PEDIDO DE PROVIDÊNCIAS. Pesquisa acadêmica. Acesso a dados dos cartórios extrajudiciais. Atestado de óbito. Possibilidade da pesquisa científica.

14 de setembro de 2018

PARECER

 

Trata-se de Pedido de Providências proposto por Geane Silva, aluna do curso de Mestrado em Modelos de Decisão e Saúde da Universidade Federal da Paraíba, por meio do qual solicita acesso a dados dos cartórios extrajudiciais acerca de atestado de óbito, para fins de pesquisa acadêmica.

Informações prestadas pela Gerência de Fiscalização Extrajudicial (Id. 110284).

Autos conclusos.

É o relatório.
Passo a OPINAR.

A respeito dos requerimentos esposados na Petição Inicial, a Gerência de Fiscalização Extrajudicial apresentou manifestação nos seguintes termos:

“O Coordenador do PPGMDS/CCEN/UFPB apresentou solicitação de coleta de informações, justificando que o projeto de pesquisa de mestrado da requerente tem por objetivo principal investigar o perfil dos óbitos das mulheres na Paraíba, de forma a construir um instrumento estatístico de tomada de decisão. Ademais, justificou que os cartórios foram selecionados através de um sorteio aleatório após cálculo amostral, bem como que as informações solicitadas no decorrer da pesquisa terão como período os anos de 2012 a 2017 e os seguintes elementos: local de ocorrência do óbito, causa do óbito, idade, cor/raça, estado civil, naturalidade e local de residência, profissão e escolaridade.

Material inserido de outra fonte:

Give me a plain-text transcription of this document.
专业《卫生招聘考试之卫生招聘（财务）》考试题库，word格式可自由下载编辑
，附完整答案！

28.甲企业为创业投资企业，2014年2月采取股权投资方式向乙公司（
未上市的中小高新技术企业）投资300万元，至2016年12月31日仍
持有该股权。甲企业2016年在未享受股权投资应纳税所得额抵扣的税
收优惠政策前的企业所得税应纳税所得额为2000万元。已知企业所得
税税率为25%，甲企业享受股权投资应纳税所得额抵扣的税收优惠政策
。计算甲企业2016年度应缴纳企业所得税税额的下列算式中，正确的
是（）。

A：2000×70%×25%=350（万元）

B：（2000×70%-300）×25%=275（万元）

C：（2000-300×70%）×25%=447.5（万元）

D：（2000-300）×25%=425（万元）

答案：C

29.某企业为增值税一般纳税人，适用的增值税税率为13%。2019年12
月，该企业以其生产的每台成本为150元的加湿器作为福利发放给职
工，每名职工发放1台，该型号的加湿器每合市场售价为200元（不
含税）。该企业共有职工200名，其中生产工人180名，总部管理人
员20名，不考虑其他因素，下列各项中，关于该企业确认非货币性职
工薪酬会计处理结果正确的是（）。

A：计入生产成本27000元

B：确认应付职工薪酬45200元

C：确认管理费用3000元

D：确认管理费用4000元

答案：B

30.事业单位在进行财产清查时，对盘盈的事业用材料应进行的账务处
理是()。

Por fim, ressaltou que, para a realização da coleta, será utilizado um formulário a ser preenchido pelo pesquisador, não acarretando custo algum aos cartórios, inclusive firmado compromisso e respeito com o que diz a Lei de Acesso à Informação (Lei 12.527/2011) e a Resolução 466/2012 do Conselho Nacional de Saúde, que trata da pesquisa com seres humanos.
Inicialmente, insta consignar que, conforme disposto no art. 80 da Lei 6.015/73, o assento de óbito conterá os seguintes elementos:
Art. 80. O assento de óbito deverá conter:
1º) a hora, se possível, dia, mês e ano do falecimento;
2º) o lugar do falecimento, com indicação precisa;
3º) o prenome, nome, sexo, idade, cor, estado, profissão, naturalidade, domicílio e residência do morto;
4º) se era casado, o nome do cônjuge sobrevivente, mesmo quando desquitado; se viúvo, o do cônjuge
pré-defunto; e o cartório de casamento em ambos os casos;
5º) os nomes, prenomes, profissão, naturalidade e residência dos pais;
6º) se faleceu com testamento conhecido;
7º) se deixou filhos, nome e idade de cada um;
8°) se a morte foi natural ou violenta e a causa conhecida, com o nome dos atestantes;
9°) lugar do sepultamento;
10º) se deixou bens e herdeiros menores ou interditos;
11°) se era eleitor.
12º) pelo menos uma das informações a seguir arroladas: número de inscrição do PIS/PASEP; número de inscrição no Instituto Nacional do Seguro Social – INSS, se contribuinte individual; número de benefício previdenciário – NB, se a pessoa falecida for titular de qualquer benefício pago pelo INSS; número do CPF; número de registro da Carteira de Identidade e respectivo órgão emissor; número do título de eleitor; número do registro de nascimento, com informação do livro, da folha e do termo; número e série da Carteira de Trabalho.
Desta feita, percebe-se que à exceção do dado “escolaridade”, todos as demais informações encontram-se contidas no assento de óbito.
Por conseguinte, em que pese essas informações fazerem parte do assento de óbito, a filtragem desses dados poderá ser custosa, notadamente para as serventias que não dispõem de um sistema de automação com a captura e estruturação dessas informações, tudo isso porque grande parte desses dados não são de classificação obrigatória, já que a Lei 6.015/73 exige apenas que o cartório crie índice alfabético dos assentos lavrados pelos nomes das pessoas a que se referirem (art. 34).
Ademais, ressalte-se que os cartórios periodicamente informam uma série de dados ao IBGE sobre o óbito (data do óbito, idade do falecido, local de ocorrência, lugar do registro, lugar de residência do falecido, natureza do óbito, sexo), conforme obrigação contida no art. 49 da Lei 6.015/73, podendo ser um ponto de partida para uma filtragem de dados mais facilitada.
Por fim, a Secretaria da Saúde do Estado da Paraíba dispõe de um acervo de informações bastante estruturado quanto aos óbitos, notadamente para o estabelecimento de estatísticas de ocorrências e perfis para adoção de políticas públicas, cujo acesso se mostra bastante facilitado através do seguinte site http://sic.pb.gov.br.”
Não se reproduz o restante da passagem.